In its 2023 year-end results, announced Wednesday evening, WSP said its total revenues (from ordinary activities) for its 4e quarter amounted to 3.7 billion, up 4.6% year-on-year.
Quarterly operating profit (adjusted EBITDA) reached 524.9 million, up 17.6% year-on-year, while net profit (adjusted) was 247.8 million, up 18 % over one year.
For the full financial year 2023, WSP recorded total revenues of 14.4 billion, a strong increase of 21% (7% from internal growth and 12% from acquisitions).
Net income (adjusted) for fiscal 2023 was $860 million, or $6.90 per share, up 24% year-over-year.
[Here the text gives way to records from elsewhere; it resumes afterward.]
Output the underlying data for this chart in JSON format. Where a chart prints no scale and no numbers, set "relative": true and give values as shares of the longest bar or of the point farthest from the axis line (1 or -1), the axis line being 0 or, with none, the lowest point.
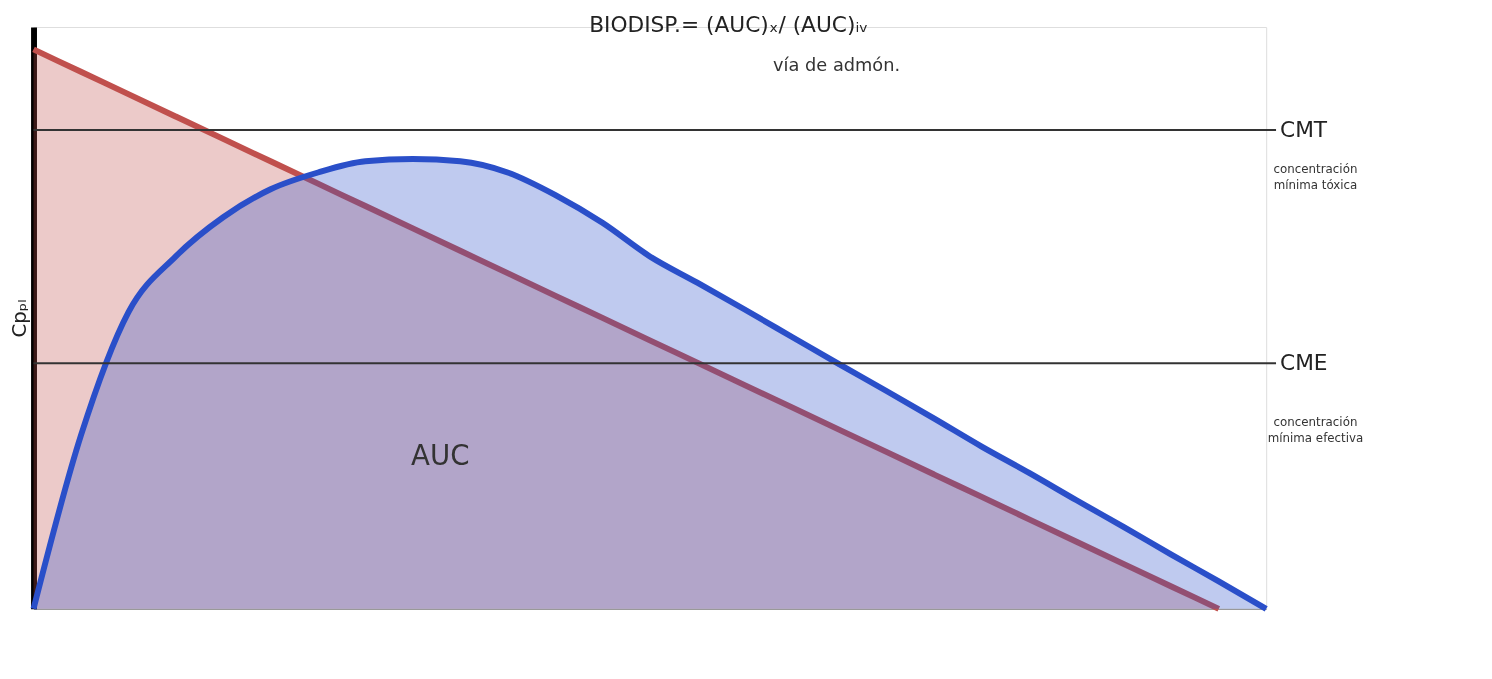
{
  "chart_data": {
    "type": "area",
    "title": "BIODISP.= (AUC)ₓ/ (AUC)ᵢᵥ",
    "ylabel": "Cpₚₗ",
    "relative": true,
    "grid": false,
    "categories": [
      null,
      null,
      null,
      null,
      null,
      null,
      null,
      null,
      null,
      null,
      null,
      null,
      null,
      null,
      null,
      null,
      null,
      null,
      null,
      null,
      null,
      null,
      null,
      null,
      null,
      null,
      null
    ],
    "series": [
      {
        "color": "#c0504d",
        "values": [
          1.0,
          0.96,
          0.92,
          0.88,
          0.84,
          0.8,
          0.76,
          0.72,
          0.68,
          0.64,
          0.6,
          0.56,
          0.52,
          0.48,
          0.44,
          0.4,
          0.36,
          0.32,
          0.28,
          0.24,
          0.2,
          0.16,
          0.12,
          0.08,
          0.04,
          0.0,
          null
        ]
      },
      {
        "color": "#2a4fc9",
        "values": [
          0.0,
          0.31,
          0.53,
          0.63,
          0.7,
          0.75,
          0.78,
          0.8,
          0.804,
          0.8,
          0.78,
          0.74,
          0.69,
          0.63,
          0.583,
          0.535,
          0.486,
          0.437,
          0.389,
          0.34,
          0.29,
          0.243,
          0.194,
          0.146,
          0.097,
          0.049,
          0.0
        ]
      }
    ],
    "ref_lines": [
      {
        "axis": "y",
        "value": 0.856,
        "label": "CMT",
        "color": "#333333"
      },
      {
        "axis": "y",
        "value": 0.439,
        "label": "CME",
        "color": "#333333"
      }
    ],
    "annotations": [
      "vía de admón.",
      "AUC",
      "concentración mínima tóxica",
      "concentración mínima efectiva"
    ]
  }
}
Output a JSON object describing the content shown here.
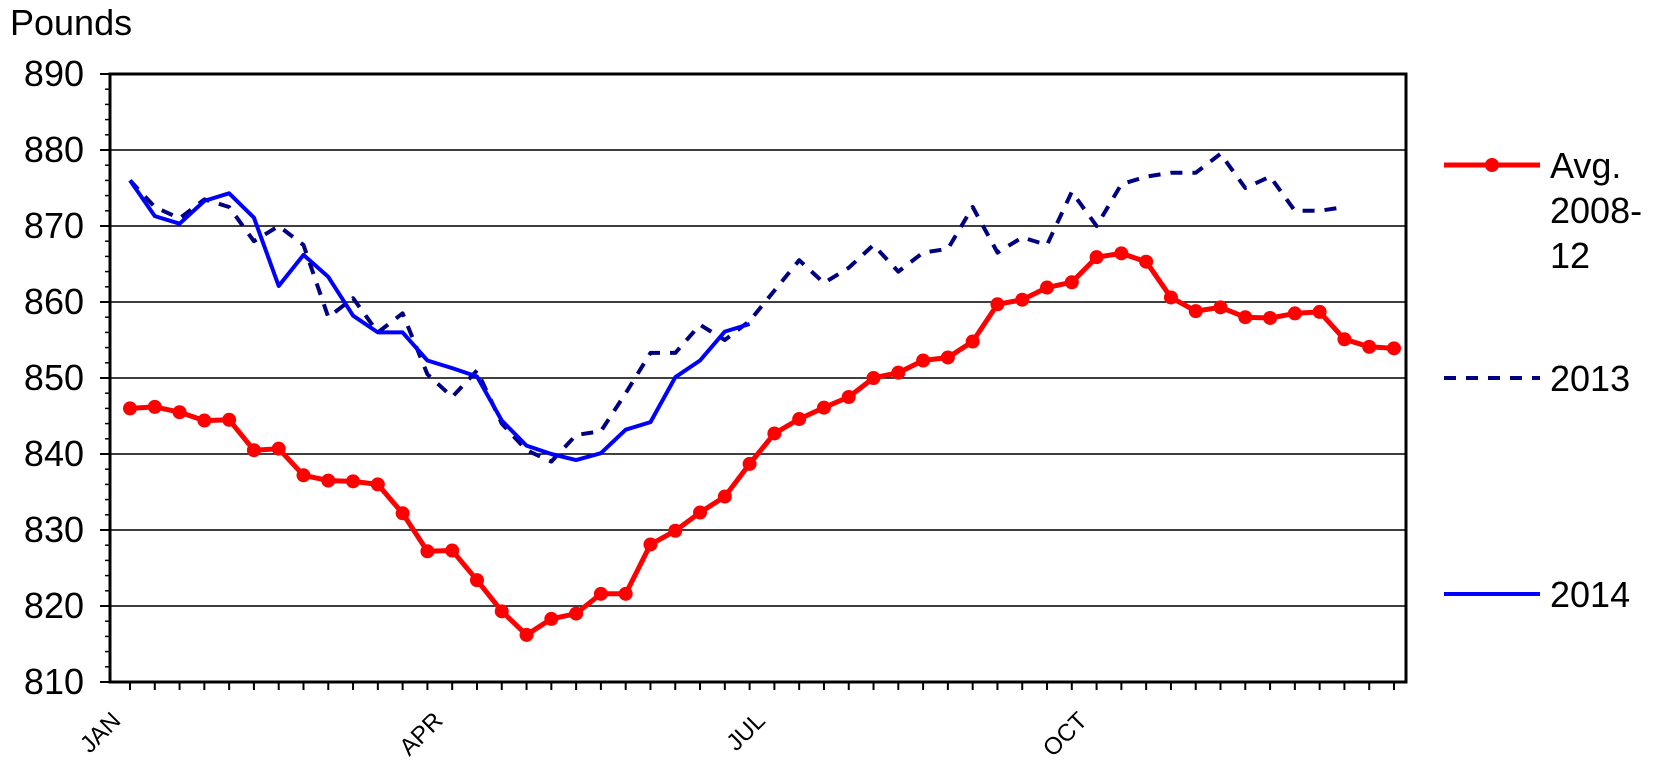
{
  "chart_data": {
    "type": "line",
    "ylabel": "Pounds",
    "ylim": [
      810,
      890
    ],
    "yticks": [
      810,
      820,
      830,
      840,
      850,
      860,
      870,
      880,
      890
    ],
    "xticks": [
      "JAN",
      "APR",
      "JUL",
      "OCT"
    ],
    "x_weeks_total": 52,
    "grid": true,
    "legend_placement": "right",
    "series": [
      {
        "name": "Avg. 2008-12",
        "style": "solid-markers",
        "color": "#ff0000",
        "legend_lines": [
          "Avg.",
          "2008-",
          "12"
        ],
        "values": [
          846,
          846.2,
          845.5,
          844.4,
          844.5,
          840.5,
          840.7,
          837.2,
          836.5,
          836.4,
          836,
          832.2,
          827.2,
          827.3,
          823.4,
          819.3,
          816.2,
          818.3,
          819,
          821.6,
          821.6,
          828.1,
          829.9,
          832.3,
          834.4,
          838.7,
          842.7,
          844.6,
          846.1,
          847.5,
          850,
          850.7,
          852.3,
          852.7,
          854.8,
          859.7,
          860.3,
          861.9,
          862.6,
          865.9,
          866.4,
          865.3,
          860.6,
          858.8,
          859.3,
          858,
          857.9,
          858.5,
          858.7,
          855.1,
          854.1,
          853.9
        ]
      },
      {
        "name": "2013",
        "style": "dashed",
        "color": "#000080",
        "legend_lines": [
          "2013"
        ],
        "values": [
          876,
          872.5,
          871,
          873.5,
          872.5,
          868,
          870,
          867.5,
          858,
          860.5,
          856,
          858.5,
          850.5,
          847.5,
          851,
          844,
          840.5,
          839,
          842.5,
          843,
          848,
          853.3,
          853.3,
          857,
          855,
          857.5,
          861.5,
          865.5,
          862.5,
          864.5,
          867.5,
          864,
          866.5,
          867,
          872.5,
          866.5,
          868.5,
          867.5,
          874.5,
          870,
          875.5,
          876.5,
          877,
          877,
          879.5,
          875,
          876.5,
          872,
          872,
          872.5
        ]
      },
      {
        "name": "2014",
        "style": "solid",
        "color": "#0000ff",
        "legend_lines": [
          "2014"
        ],
        "values": [
          876,
          871.3,
          870.3,
          873.3,
          874.3,
          871.1,
          862.1,
          866.2,
          863.3,
          858.2,
          856,
          856,
          852.3,
          851.3,
          850.2,
          844.4,
          841.1,
          840,
          839.2,
          840.1,
          843.2,
          844.2,
          850.1,
          852.3,
          856.1,
          857.1
        ]
      }
    ]
  }
}
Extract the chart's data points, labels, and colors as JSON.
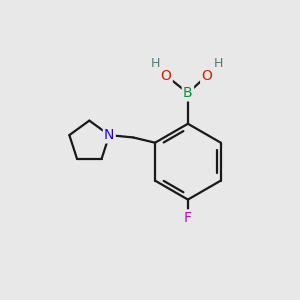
{
  "bg": "#e8e8e8",
  "bond_color": "#1a1a1a",
  "bond_lw": 1.6,
  "atom_colors": {
    "B": "#009933",
    "O": "#cc2200",
    "H": "#557777",
    "N": "#2200ee",
    "F": "#cc00bb",
    "C": "#1a1a1a"
  },
  "font_size_atom": 10,
  "font_size_h": 9
}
“We have concluded a year of significant growth and consolidation in 2023,” said Alexandre L’Heureux, President and CEO of WSP Global, in his comments on the quarterly results.
“As we continue to move forward and realize our ambitions, we enter the final year of our strategic plan [de trois ans] with confidence fueled by healthy market conditions and sustained growth opportunities. »
Started in 2022, this strategic development plan was first marked by the acquisition for US 1.81 billion of the environment and infrastructure activities of the British group John Wood.
Since then, WSP has acquired four other engineering companies based on three continents, bringing its total workforce to just over 66,000 employees.
Record new contracts
Building on this momentum, during fiscal 2023, WSP pushed its new contract wins to a record level, which allowed it to end the year with an order backlog valued at $14.1 billion, up by 8.2% over one year.
During the conference call with analysts on Thursday morning, Alexandre L’Heureux indicated that the main source of growth in 2024 would still be activities in the United States and Canada, while WSP continues to benefit from the investment program. in infrastructure of 1,200 billion US dollars launched by the United States government in November 2021.
“We continue to see positive momentum coming from the bipartisan bill [au Congrès américain] on infrastructure investments,” said Mr. L’Heureux.
“The biggest opportunities for this program in the United States and other stimulus programs globally are in roads, bridges and large transportation projects,” according to the president of WSP Global.
This is also a sector of activity where the company experienced a strong increase in revenue in 2023.
Additionally, WSP continues to diversify its activities to meet demand in “hypergrowth sectors” such as healthcare, hospitality, data centers and manufacturing.
“We are ensuring the sustainability of WSP Global to support our growth ambitions,” emphasized Alexandre L’Heureux.
In the meantime, analysts continue to maintain a rather favorable outlook regarding WSP’s market valuation.
As of Thursday, there were 12 buy recommendations for the company’s shares, compared to one “hold” and one “sell” recommendation.
As for the average target price for WSP shares, analysts place it around $219, a few dollars above their recent stock price.